I love it when the blog starts to buzz. We’ve just started our conversation on friendship, but already many of you are wondering, “Is it okay to be friends with (fill in the blank)?” or “should I stop being friends with someone who does (fill in the blank)?”
Here’s a sample of what you’ve written.
“I have quite a few friends who I really think I can be a positive influence on and who are really sweet once you get to know them, but they don’t always dress the way they probably should. Do you mean that that can reflect on me, and I should like … break off a relationship?”
“I’m a very social person. I mean I’m not into all the things they do but I do like to meet new people and be nice to them. Does it mean I can’t be friends with bad people? We need to have a positive influence on them, right?”
The underlying question here is “should Christians befriend non-Christians?” And I think it is a question worth asking. Let’s look for the answer in God’s Word.
In Scripture, we frequently find Jesus hanging out with sinners. For example, in Matthew 9:9–13 we find Him having dinner at the house of Matthew the tax collector. Matthew and Jesus were joined by “many tax collectors and ‘sinners'” (v. 10). Jesus initiated this dinner party with “sinners,” and Matthew went on to become one of His 12 disciples.
The reason why Jesus spent time with sinners is the clincher here. When questioned by the Pharisees for His decision to covert with non-believers, Jesus said this, “It is not the healthy who need a doctor, but the sick…. For I have not come to call the righteous, but sinners” (vv. 12–13).
These days, we call that witnessing.
Jesus didn’t hang out with sinners because they were the cool kids. He wasn’t drawn to the danger and rebellion they had in their lives. He didn’t run with a rough crowd to get back at His parents. He had one purpose in mind in spending time with non-believers and that was to point them toward Truth.
In Matthew 5:13–16, Jesus calls this particular friendship principle being salt and light.
“You are the salt of the earth…. You are the light of the world. A city on a hill cannot be hidden. Neither do people light a lamp and put it under a bowl. Instead they put it on its stand, and it gives light to everyone in the house. In the same way, let your light shine before men, that they may see your good deeds and praise your Father in heaven.”

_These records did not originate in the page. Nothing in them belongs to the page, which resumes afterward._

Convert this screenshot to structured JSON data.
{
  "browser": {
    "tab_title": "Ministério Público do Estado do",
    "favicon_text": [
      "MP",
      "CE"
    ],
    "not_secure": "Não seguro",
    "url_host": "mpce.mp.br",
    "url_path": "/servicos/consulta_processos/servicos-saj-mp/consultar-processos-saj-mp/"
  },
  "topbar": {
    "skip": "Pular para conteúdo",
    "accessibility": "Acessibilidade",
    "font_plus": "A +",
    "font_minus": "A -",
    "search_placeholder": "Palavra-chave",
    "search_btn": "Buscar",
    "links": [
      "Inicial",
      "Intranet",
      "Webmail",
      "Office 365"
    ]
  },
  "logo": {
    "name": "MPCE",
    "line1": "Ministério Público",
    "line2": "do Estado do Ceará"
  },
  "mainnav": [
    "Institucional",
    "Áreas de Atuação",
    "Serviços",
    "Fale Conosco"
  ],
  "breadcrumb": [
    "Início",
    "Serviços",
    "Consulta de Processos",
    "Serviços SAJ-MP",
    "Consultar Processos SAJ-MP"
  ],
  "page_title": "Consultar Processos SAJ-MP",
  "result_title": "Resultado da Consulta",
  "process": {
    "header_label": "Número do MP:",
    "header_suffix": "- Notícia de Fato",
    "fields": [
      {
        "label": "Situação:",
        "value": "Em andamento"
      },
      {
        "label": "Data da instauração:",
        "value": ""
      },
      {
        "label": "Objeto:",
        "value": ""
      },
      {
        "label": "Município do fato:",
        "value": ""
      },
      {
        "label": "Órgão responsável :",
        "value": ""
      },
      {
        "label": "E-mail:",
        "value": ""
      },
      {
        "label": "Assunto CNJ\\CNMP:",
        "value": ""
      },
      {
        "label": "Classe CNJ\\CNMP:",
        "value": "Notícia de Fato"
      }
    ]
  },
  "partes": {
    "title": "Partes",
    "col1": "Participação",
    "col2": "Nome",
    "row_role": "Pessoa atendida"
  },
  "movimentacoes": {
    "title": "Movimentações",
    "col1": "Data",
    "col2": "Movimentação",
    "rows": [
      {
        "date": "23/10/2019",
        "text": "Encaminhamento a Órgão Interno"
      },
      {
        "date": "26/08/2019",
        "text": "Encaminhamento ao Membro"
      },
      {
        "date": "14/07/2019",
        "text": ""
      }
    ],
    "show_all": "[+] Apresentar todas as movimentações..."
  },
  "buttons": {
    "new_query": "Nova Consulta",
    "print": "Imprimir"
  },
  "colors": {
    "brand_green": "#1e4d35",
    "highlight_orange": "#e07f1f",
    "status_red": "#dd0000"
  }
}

In John 13:35, He said it this way: “By this all men will know that you are my disciples, if you love one another.”
In other words, it’s our mission to love others, especially those who do not know the Lord. Sounds like friendship to me.
But I feel compelled to offer a warning or two. While it’s true that we can influence non-Christians positively by reaching out to them and being good friends, it’s also true that such friendships have the power to influence us as well. I can’t tell you how many young women I’ve counseled who have found themselves sinning as a result of poor friend choices. Yes, Jesus spent time with sinners. But He didn’t spend all of His time with them, and His closest friends believed in Him. It’s important that we continue to take our cues from Him by ensuring that our closest friends are those who share our belief in Christ and can encourage us in our Christian walk.
There’s another verse about friendship that bears repeating here.
James 4:4 says, “Don’t you know that friendship with the world is hatred toward God? Anyone who chooses to be a friend of the world becomes an enemy of God.”
Now that is a serious warning! Friendship with the world is hatred toward God. Being friends with non-Christians is not a permission slip to do the things they do or go the places they go. It doesn’t fly to justify spending time at parties, watching movies you shouldn’t watch, spending insane amounts of time online, dressing immodestly, or using crude language in the name of influencing others. When stacked up against the example of Jesus, those behaviors simply don’t hold water.
So the short answer to the question “should Christians befriend non-Christians?” is yes. But here are the key points to remember when forming relationships with non-believers.
- Remember your mission. Always be mindful that your purpose is to point your friends toward Christ.
- Your closest friends should be those who share your belief in Christ and can encourage you in your walk with Him.
- Being friends with non-Christians doesn’t give us permission to love the things of this world or to participate in worldly behavior.